Most wolves in the continental United States soon will be off federal assistance.
For more than 300 years, trappers and settlers did their best to exterminate wolves, for their pelts and to protect livestock. They were so successful that only a few hundred gray wolves were left in the lower 48 states when they were listed as an endangered species in 1973.
Now the wolves are back, with roughly 6,000 in the contiguous United States and 7,700 to 11,200 in Alaska. The Obama administration has declared all but two small populations — Mexican gray wolves in New Mexico and Arizona and red wolves in North Carolina — fully recovered. On Oct. 1, Wyoming will become the fifth state with a significant wolf population to legalize hunting.
Fish and Wildlife Service Director Dan Ashe called the wolf comeback “a great success,” but it means that wolves are now fair game, and he noted that not everyone likes the idea of killing them.
“When you look at our friends in the environmental movement, there are a lot of people out there who just don’t like the idea of animals being shot,” Ashe said. “I understand that, but if you look at the Endangered Species Act, it’s not an animal-protection act.
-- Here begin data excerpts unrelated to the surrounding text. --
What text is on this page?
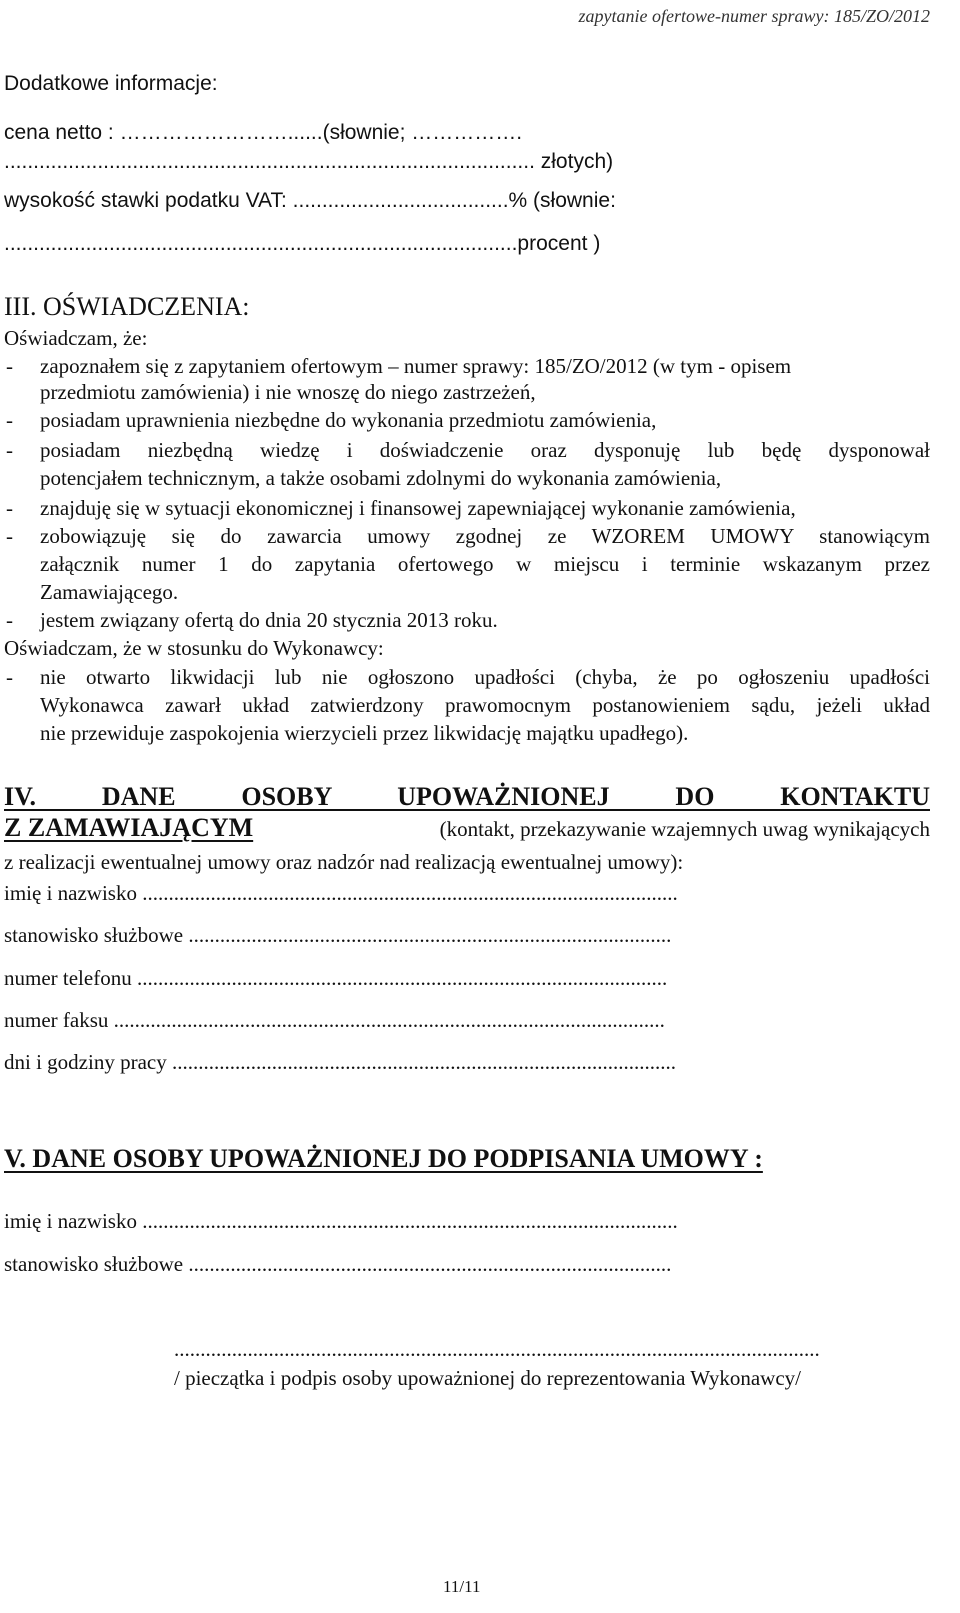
zapytanie ofertowe-numer sprawy: 185/ZO/2012
Dodatkowe informacje:
cena netto : ……………………......(słownie; …………….
........................................................................................... złotych)
wysokość stawki podatku VAT: .....................................% (słownie:
........................................................................................procent )
III. OŚWIADCZENIA:
Oświadczam, że:
- zapoznałem się z zapytaniem ofertowym – numer sprawy: 185/ZO/2012 (w tym - opisem
przedmiotu zamówienia) i nie wnoszę do niego zastrzeżeń,
- posiadam uprawnienia niezbędne do wykonania przedmiotu zamówienia,
- posiadam niezbędną wiedzę i doświadczenie oraz dysponuję lub będę dysponował
potencjałem technicznym, a także osobami zdolnymi do wykonania zamówienia,
- znajduję się w sytuacji ekonomicznej i finansowej zapewniającej wykonanie zamówienia,
- zobowiązuję się do zawarcia umowy zgodnej ze WZOREM UMOWY stanowiącym
załącznik numer 1 do zapytania ofertowego w miejscu i terminie wskazanym przez
Zamawiającego.
- jestem związany ofertą do dnia 20 stycznia 2013 roku.
Oświadczam, że w stosunku do Wykonawcy:
- nie otwarto likwidacji lub nie ogłoszono upadłości (chyba, że po ogłoszeniu upadłości
Wykonawca zawarł układ zatwierdzony prawomocnym postanowieniem sądu, jeżeli układ
nie przewiduje zaspokojenia wierzycieli przez likwidację majątku upadłego).
IV. DANE OSOBY UPOWAŻNIONEJ DO KONTAKTU
Z ZAMAWIAJĄCYM	(kontakt, przekazywanie wzajemnych uwag wynikających
z realizacji ewentualnej umowy oraz nadzór nad realizacją ewentualnej umowy):
imię i nazwisko ......................................................................................................
stanowisko służbowe ............................................................................................
numer telefonu .....................................................................................................
numer faksu .........................................................................................................
dni i godziny pracy ................................................................................................
V. DANE OSOBY UPOWAŻNIONEJ DO PODPISANIA UMOWY :
imię i nazwisko ......................................................................................................
stanowisko służbowe ............................................................................................
...........................................................................................................................
/ pieczątka i podpis osoby upoważnionej do reprezentowania Wykonawcy/
11/11
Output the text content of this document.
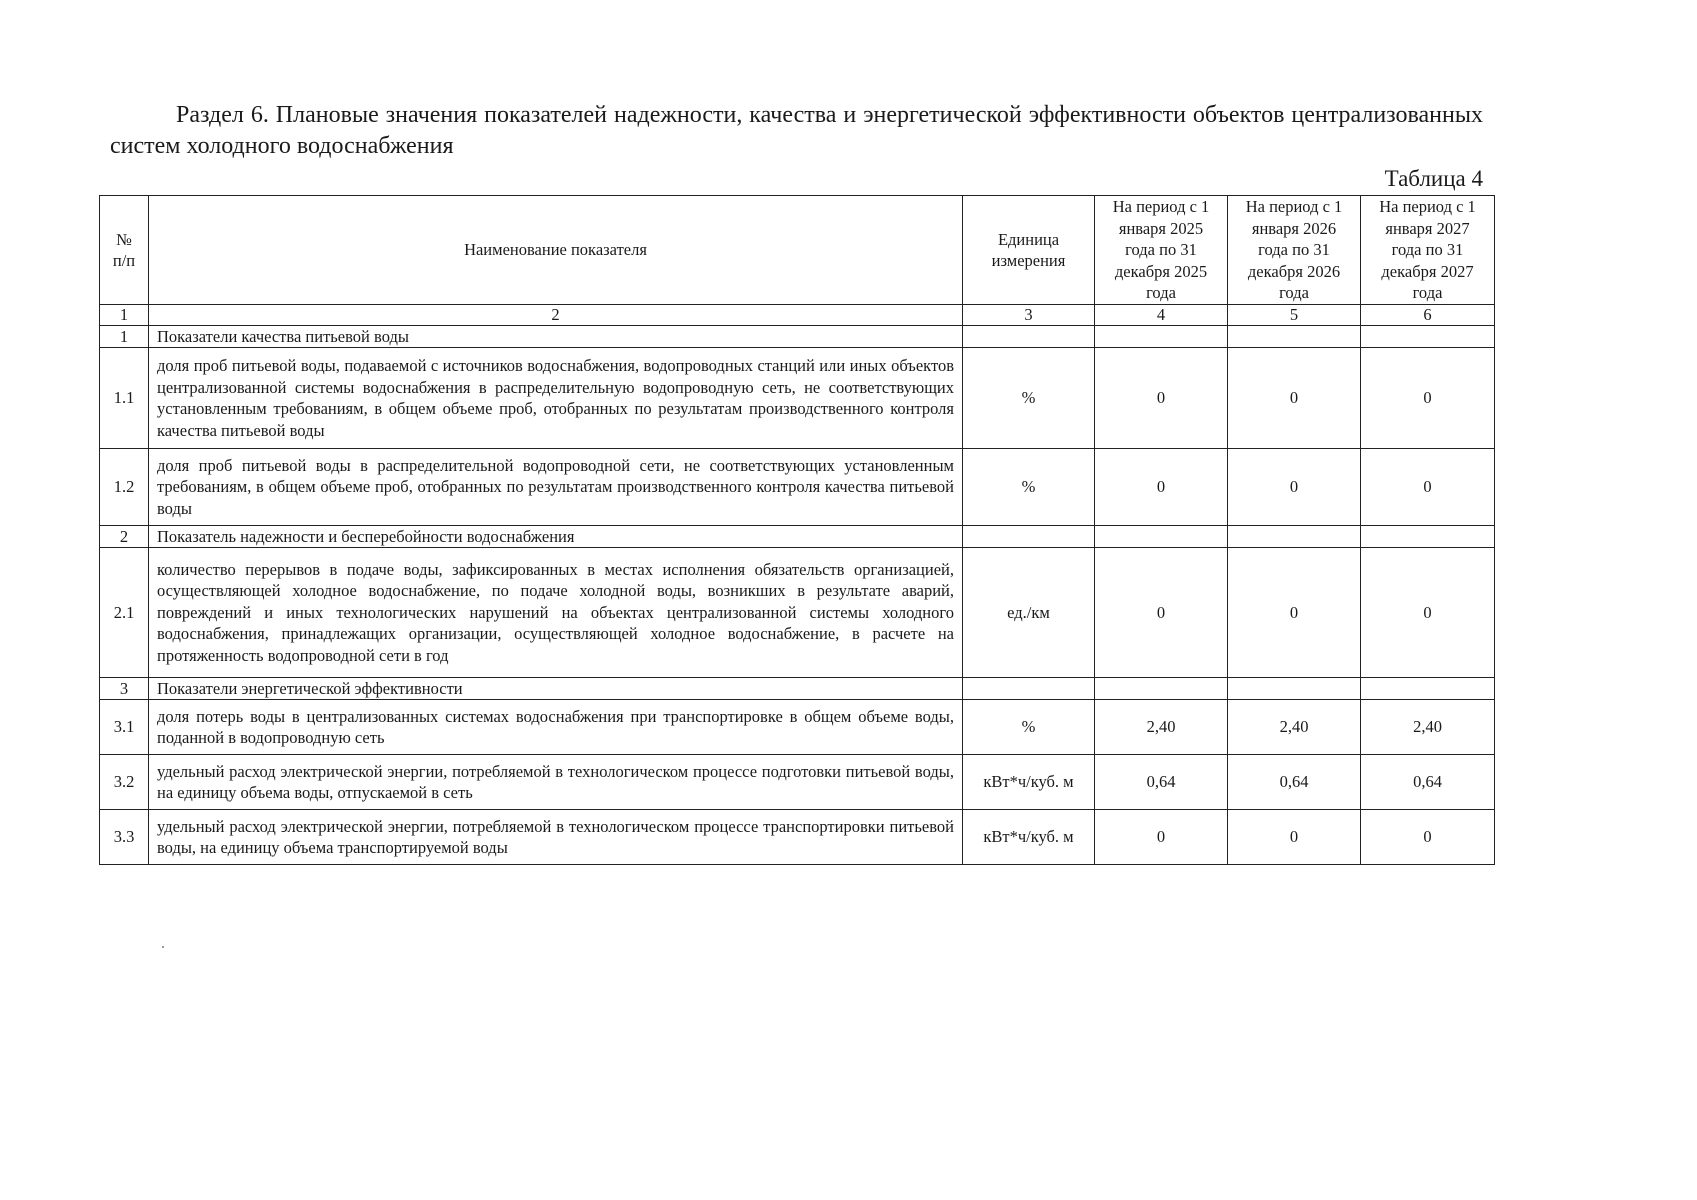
Раздел 6. Плановые значения показателей надежности, качества и энергетической эффективности объектов централизованных систем холодного водоснабжения

Таблица 4

№ п/п	Наименование показателя	Единица измерения	На период с 1 января 2025 года по 31 декабря 2025 года	На период с 1 января 2026 года по 31 декабря 2026 года	На период с 1 января 2027 года по 31 декабря 2027 года
1	2	3	4	5	6
1	Показатели качества питьевой воды				
1.1	доля проб питьевой воды, подаваемой с источников водоснабжения, водопроводных станций или иных объектов централизованной системы водоснабжения в распределительную водопроводную сеть, не соответствующих установленным требованиям, в общем объеме проб, отобранных по результатам производственного контроля качества питьевой воды	%	0	0	0
1.2	доля проб питьевой воды в распределительной водопроводной сети, не соответствующих установленным требованиям, в общем объеме проб, отобранных по результатам производственного контроля качества питьевой воды	%	0	0	0
2	Показатель надежности и бесперебойности водоснабжения				
2.1	количество перерывов в подаче воды, зафиксированных в местах исполнения обязательств организацией, осуществляющей холодное водоснабжение, по подаче холодной воды, возникших в результате аварий, повреждений и иных технологических нарушений на объектах централизованной системы холодного водоснабжения, принадлежащих организации, осуществляющей холодное водоснабжение, в расчете на протяженность водопроводной сети в год	ед./км	0	0	0
3	Показатели энергетической эффективности				
3.1	доля потерь воды в централизованных системах водоснабжения при транспортировке в общем объеме воды, поданной в водопроводную сеть	%	2,40	2,40	2,40
3.2	удельный расход электрической энергии, потребляемой в технологическом процессе подготовки питьевой воды, на единицу объема воды, отпускаемой в сеть	кВт*ч/куб. м	0,64	0,64	0,64
3.3	удельный расход электрической энергии, потребляемой в технологическом процессе транспортировки питьевой воды, на единицу объема транспортируемой воды	кВт*ч/куб. м	0	0	0
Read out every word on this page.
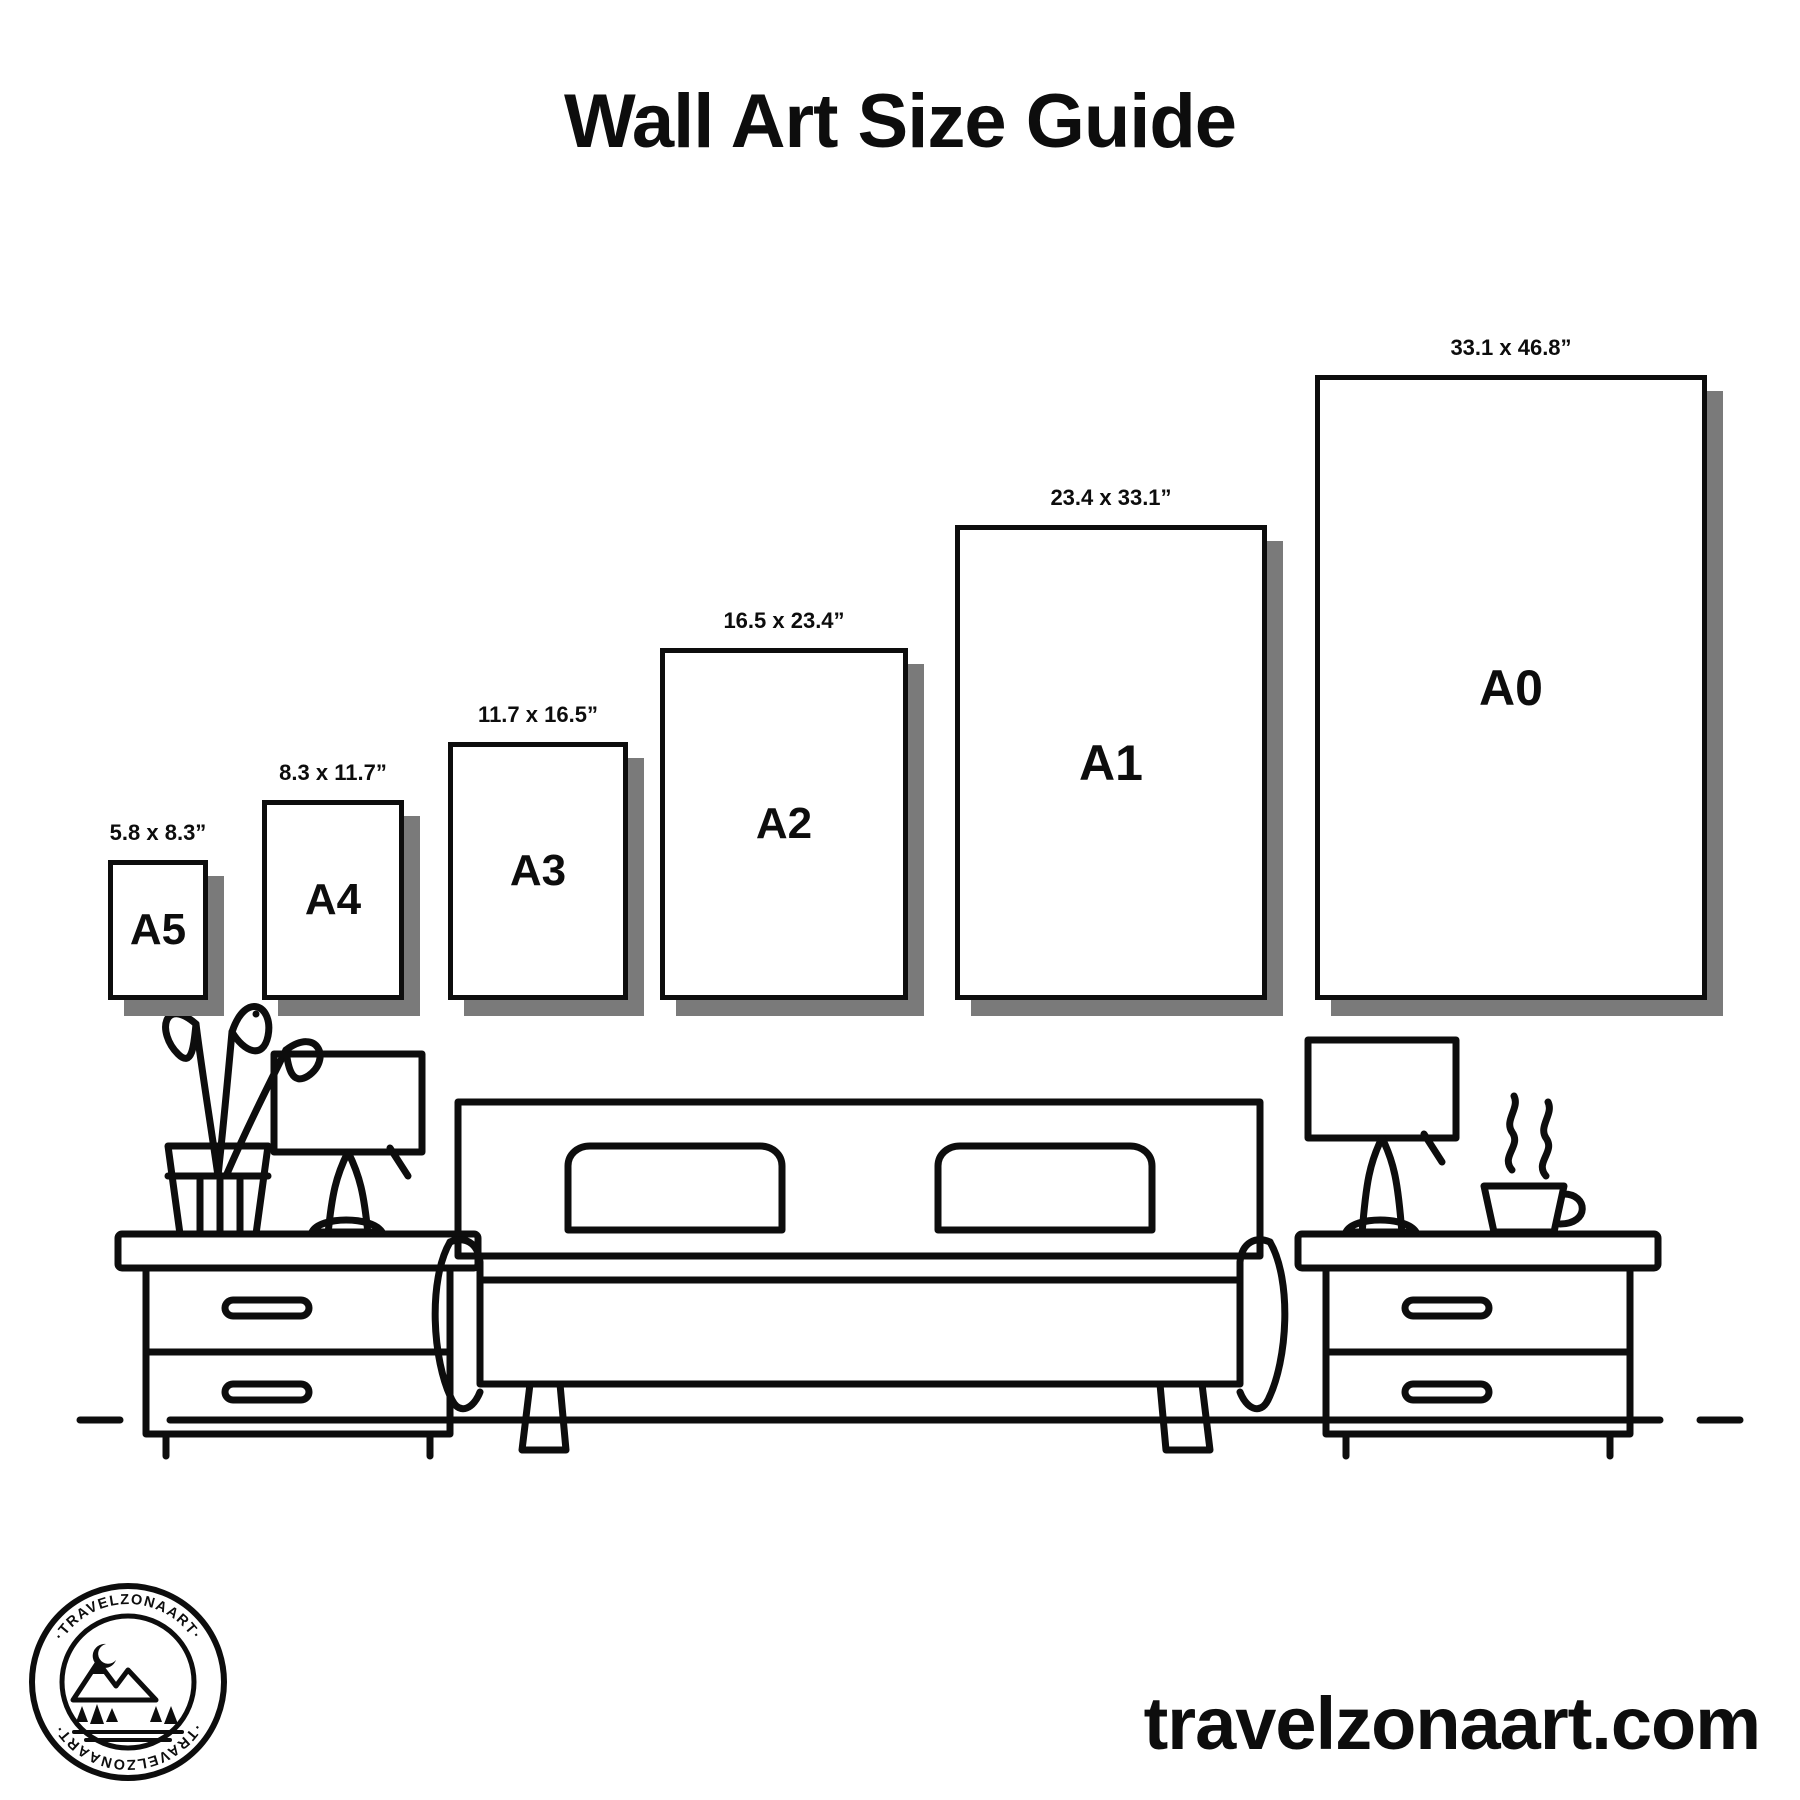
Wall Art Size Guide
5.8 x 8.3”
A5
8.3 x 11.7”
A4
11.7 x 16.5”
A3
16.5 x 23.4”
A2
23.4 x 33.1”
A1
33.1 x 46.8”
A0
·TRAVELZONAART·
·TRAVELZONAART·	travelzonaart.com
It’s a law designed to prevent the extinction of a species.”
But how many wolves are enough?
The Fish and Wildlife Service approved plans in Montana, Idaho and Wyoming that require them to maintain a minimum of 450 adults and 45 breeding pairs.
Scientists say wolves play a key role in the ecosystem. Aspen trees in Yellowstone National Park suffered when wolves were absent and began to thrive when they came back and kept leaf-eating elk in check, according to Oregon State University ecologist William Ripple. This produced other benefits, including cooler, tree-shaded streams more vibrant beaver and bison populations that had more plants to eat.
“Rather than just maintaining enough wolves to keep them from going extinct, what researchers and managers should consider is how many wolves would it take for them to be effective at influencing the ecosystem,” Ripple said. “What does it take to keep the prey populations in check, in order to maintain healthy plant communities?”